Not long ago a man in a speech before the British Parliament said: "We need today the ideals and the faith, and the spirit of sacrifice and helpfulness of former decades. We had grown materially wealthy, and now we are growing materially poor; but the great source of our troubles is that we have a godless society." He pleaded most earnestly for a religious revival. And this is the feeling of many in every country.
This is the day of our opportunity. Men are turning their eyes upon Adventism. We are a people who believe in God, who believe in the Bible, and have light on the meaning of all these things. In the stirring. on religious things in Europe there is a great conflict on concerning the advent message. We have too often preached in a negative way. Our message is a positive proclamation of the greatest, most glorious triumph of right over wrong the world has ever known. We hold forth the only remedy for a sin-sick generation. All over our division the doctrine of the second advent is stirring the hearts of men and women as never before, and people are aligning themselves either with or against the beautiful advent message and hope.

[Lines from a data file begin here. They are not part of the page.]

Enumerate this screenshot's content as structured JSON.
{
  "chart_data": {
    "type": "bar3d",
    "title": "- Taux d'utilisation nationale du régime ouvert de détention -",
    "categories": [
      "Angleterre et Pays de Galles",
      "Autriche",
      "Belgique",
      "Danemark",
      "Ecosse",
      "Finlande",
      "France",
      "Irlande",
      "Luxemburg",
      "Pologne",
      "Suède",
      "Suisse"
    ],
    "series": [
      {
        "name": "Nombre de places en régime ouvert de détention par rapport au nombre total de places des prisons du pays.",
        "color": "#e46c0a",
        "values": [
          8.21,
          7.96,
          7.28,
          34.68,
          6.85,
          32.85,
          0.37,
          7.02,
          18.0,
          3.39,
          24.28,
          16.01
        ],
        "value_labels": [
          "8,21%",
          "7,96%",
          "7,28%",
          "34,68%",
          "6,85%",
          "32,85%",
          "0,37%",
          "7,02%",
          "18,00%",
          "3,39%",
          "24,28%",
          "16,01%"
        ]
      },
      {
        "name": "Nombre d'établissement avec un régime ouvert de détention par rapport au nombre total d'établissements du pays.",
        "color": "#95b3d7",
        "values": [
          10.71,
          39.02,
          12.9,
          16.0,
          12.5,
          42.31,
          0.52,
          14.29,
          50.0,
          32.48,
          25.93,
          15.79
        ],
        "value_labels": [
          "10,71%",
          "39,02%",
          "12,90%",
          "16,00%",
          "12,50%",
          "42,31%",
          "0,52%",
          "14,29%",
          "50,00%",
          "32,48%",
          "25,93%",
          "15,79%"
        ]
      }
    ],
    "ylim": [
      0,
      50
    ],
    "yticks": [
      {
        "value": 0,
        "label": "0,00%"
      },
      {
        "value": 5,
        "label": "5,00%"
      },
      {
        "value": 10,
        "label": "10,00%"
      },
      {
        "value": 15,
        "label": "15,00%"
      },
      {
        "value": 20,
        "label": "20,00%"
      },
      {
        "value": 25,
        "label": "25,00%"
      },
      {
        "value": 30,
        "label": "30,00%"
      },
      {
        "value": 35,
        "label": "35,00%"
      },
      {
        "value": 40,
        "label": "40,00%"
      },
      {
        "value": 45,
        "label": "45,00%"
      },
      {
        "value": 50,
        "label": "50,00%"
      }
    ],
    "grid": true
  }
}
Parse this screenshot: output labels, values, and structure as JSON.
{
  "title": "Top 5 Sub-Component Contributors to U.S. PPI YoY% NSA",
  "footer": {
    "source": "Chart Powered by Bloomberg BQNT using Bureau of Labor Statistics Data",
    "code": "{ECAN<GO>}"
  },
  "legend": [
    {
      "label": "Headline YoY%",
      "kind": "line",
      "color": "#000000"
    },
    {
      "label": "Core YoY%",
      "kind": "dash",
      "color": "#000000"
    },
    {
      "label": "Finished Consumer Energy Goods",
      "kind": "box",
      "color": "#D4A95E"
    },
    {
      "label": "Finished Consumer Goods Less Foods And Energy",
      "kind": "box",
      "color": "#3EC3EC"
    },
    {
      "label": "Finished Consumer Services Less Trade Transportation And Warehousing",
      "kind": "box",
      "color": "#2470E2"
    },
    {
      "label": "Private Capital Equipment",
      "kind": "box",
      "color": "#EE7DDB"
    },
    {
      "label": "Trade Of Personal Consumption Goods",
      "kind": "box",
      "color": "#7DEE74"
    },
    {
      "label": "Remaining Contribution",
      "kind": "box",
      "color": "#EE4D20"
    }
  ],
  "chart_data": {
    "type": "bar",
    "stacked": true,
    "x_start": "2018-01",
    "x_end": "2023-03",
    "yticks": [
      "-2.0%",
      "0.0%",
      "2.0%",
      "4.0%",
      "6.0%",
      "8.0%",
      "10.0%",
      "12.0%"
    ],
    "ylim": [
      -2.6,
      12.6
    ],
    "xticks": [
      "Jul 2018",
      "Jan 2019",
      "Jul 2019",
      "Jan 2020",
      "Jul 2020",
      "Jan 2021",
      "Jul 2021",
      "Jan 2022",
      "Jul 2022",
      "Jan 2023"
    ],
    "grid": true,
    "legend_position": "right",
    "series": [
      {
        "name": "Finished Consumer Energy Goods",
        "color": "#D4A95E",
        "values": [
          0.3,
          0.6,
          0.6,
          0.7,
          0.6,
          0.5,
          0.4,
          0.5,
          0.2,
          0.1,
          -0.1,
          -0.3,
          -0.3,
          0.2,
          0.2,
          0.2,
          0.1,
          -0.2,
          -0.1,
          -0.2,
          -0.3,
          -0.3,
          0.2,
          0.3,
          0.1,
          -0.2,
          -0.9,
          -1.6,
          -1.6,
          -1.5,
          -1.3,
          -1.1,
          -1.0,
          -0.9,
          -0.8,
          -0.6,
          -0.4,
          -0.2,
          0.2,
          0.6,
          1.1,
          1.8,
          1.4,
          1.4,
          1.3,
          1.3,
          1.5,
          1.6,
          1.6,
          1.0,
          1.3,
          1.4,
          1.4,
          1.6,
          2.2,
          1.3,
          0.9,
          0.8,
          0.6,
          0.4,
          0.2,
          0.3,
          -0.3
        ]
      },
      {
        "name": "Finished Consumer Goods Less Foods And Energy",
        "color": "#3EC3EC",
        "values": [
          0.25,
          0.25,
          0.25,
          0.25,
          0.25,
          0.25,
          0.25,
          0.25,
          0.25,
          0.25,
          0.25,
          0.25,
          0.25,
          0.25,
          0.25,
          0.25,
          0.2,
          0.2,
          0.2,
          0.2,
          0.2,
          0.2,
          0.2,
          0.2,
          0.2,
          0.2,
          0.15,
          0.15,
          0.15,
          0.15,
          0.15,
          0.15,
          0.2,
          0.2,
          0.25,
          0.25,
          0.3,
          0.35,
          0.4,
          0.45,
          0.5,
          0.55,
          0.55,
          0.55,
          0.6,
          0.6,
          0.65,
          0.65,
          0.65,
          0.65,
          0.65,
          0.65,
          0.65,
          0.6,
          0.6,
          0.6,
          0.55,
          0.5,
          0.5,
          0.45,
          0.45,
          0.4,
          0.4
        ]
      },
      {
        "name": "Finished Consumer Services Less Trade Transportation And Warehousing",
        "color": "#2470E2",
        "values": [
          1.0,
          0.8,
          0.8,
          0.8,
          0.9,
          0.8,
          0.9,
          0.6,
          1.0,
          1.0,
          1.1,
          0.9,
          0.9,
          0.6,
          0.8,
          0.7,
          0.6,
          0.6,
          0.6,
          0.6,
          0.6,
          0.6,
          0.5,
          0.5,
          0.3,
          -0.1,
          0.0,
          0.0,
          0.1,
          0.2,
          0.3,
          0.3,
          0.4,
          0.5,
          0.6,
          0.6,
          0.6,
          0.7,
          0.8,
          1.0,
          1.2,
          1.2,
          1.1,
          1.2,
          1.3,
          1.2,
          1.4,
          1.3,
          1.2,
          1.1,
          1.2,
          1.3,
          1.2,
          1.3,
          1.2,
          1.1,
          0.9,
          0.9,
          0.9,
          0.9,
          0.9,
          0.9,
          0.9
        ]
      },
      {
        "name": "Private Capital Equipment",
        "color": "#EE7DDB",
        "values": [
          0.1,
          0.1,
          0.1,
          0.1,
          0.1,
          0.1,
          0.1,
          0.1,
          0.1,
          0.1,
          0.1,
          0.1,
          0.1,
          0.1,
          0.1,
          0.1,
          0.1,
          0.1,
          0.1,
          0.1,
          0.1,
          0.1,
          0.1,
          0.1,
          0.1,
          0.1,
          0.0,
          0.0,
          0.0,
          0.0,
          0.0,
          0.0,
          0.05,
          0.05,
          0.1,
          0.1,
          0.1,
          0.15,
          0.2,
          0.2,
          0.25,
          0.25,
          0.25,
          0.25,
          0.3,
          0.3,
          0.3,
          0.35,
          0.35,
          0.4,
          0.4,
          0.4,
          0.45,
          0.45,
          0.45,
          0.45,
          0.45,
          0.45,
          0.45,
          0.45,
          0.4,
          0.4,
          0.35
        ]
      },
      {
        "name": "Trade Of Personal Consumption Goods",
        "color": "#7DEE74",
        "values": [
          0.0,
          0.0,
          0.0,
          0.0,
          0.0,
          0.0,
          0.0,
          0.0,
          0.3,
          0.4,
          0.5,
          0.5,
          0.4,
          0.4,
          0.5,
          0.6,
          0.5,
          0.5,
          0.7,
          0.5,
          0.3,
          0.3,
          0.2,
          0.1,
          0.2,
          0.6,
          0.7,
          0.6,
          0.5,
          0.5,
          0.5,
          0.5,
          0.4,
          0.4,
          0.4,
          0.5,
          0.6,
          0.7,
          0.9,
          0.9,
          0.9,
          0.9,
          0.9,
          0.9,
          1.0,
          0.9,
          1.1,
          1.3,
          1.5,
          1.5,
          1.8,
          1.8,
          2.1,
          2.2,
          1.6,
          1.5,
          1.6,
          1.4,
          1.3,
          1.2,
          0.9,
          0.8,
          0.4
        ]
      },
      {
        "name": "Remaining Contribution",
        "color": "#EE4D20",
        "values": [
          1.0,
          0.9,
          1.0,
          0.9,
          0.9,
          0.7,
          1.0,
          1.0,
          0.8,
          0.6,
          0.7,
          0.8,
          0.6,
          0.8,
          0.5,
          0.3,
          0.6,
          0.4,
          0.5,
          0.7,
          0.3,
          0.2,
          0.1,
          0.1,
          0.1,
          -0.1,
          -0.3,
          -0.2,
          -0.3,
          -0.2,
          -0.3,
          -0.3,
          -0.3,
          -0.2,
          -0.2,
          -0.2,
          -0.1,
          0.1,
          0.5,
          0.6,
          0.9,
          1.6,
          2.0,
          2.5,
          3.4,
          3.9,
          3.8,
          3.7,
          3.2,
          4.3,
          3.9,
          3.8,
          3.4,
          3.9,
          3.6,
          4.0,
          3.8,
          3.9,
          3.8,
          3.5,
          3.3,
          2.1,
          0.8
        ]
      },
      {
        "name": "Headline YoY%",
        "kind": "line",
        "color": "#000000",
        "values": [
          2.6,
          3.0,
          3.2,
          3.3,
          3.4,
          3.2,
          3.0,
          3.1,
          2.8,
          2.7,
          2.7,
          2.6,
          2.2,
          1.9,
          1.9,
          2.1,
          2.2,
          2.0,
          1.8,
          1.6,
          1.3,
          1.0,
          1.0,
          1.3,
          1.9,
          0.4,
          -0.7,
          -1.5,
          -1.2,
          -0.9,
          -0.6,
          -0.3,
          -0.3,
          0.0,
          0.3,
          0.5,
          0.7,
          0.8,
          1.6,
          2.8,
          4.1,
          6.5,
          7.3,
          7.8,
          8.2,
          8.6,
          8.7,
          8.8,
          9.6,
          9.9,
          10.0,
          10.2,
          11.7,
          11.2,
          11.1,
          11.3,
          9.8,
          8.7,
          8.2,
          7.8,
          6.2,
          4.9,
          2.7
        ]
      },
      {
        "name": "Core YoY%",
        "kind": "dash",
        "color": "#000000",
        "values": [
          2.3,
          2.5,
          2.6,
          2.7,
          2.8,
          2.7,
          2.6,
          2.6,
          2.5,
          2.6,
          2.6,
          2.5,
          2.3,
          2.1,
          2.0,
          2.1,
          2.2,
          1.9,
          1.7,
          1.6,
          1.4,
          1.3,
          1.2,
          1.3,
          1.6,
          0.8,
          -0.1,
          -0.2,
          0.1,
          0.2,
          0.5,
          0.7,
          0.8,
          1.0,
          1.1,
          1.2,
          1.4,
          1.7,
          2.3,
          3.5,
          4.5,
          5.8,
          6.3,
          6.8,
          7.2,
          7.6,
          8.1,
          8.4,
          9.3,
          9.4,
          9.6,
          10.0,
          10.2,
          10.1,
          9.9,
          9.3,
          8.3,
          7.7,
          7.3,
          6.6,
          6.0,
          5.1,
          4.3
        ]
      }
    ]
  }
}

We are seeing in our field today some things that lead us to understand that the word of God has begun to work in mighty power. Never before have we seen such eagerness to hear the message, such willingness to accept it, as exists today, not only in Europe but in far-away Africa. We have certainly come into a day when Africa is stretching out her hands toward God. In Nigeria we are having the largest revival in heathen lands that this movement has thus far known. Not only hundreds but thousands are coming to us; and they are converted and . love God.
God has marvelously prepared the way of the people, made ready everywhere the minds and hearts of men. They are waiting. Conditions are such that we could give the message to all the world, almost in a few months, or years at most; but we, as I think of it, are altogether too indifferent, too nearly half asleep. We need to bestir ourselves and join hands with God to finish the work.
*This abstract of a devotional hour address at the Battle Creek Autumn Council gives an intimate glimpse into conditions in Europe that will be inspiring to all our workers. Presented from the angle of one who, since 1920, has been in resident leadership and continuous observation in Europe, it is the more authoritative and valuable.—Editors.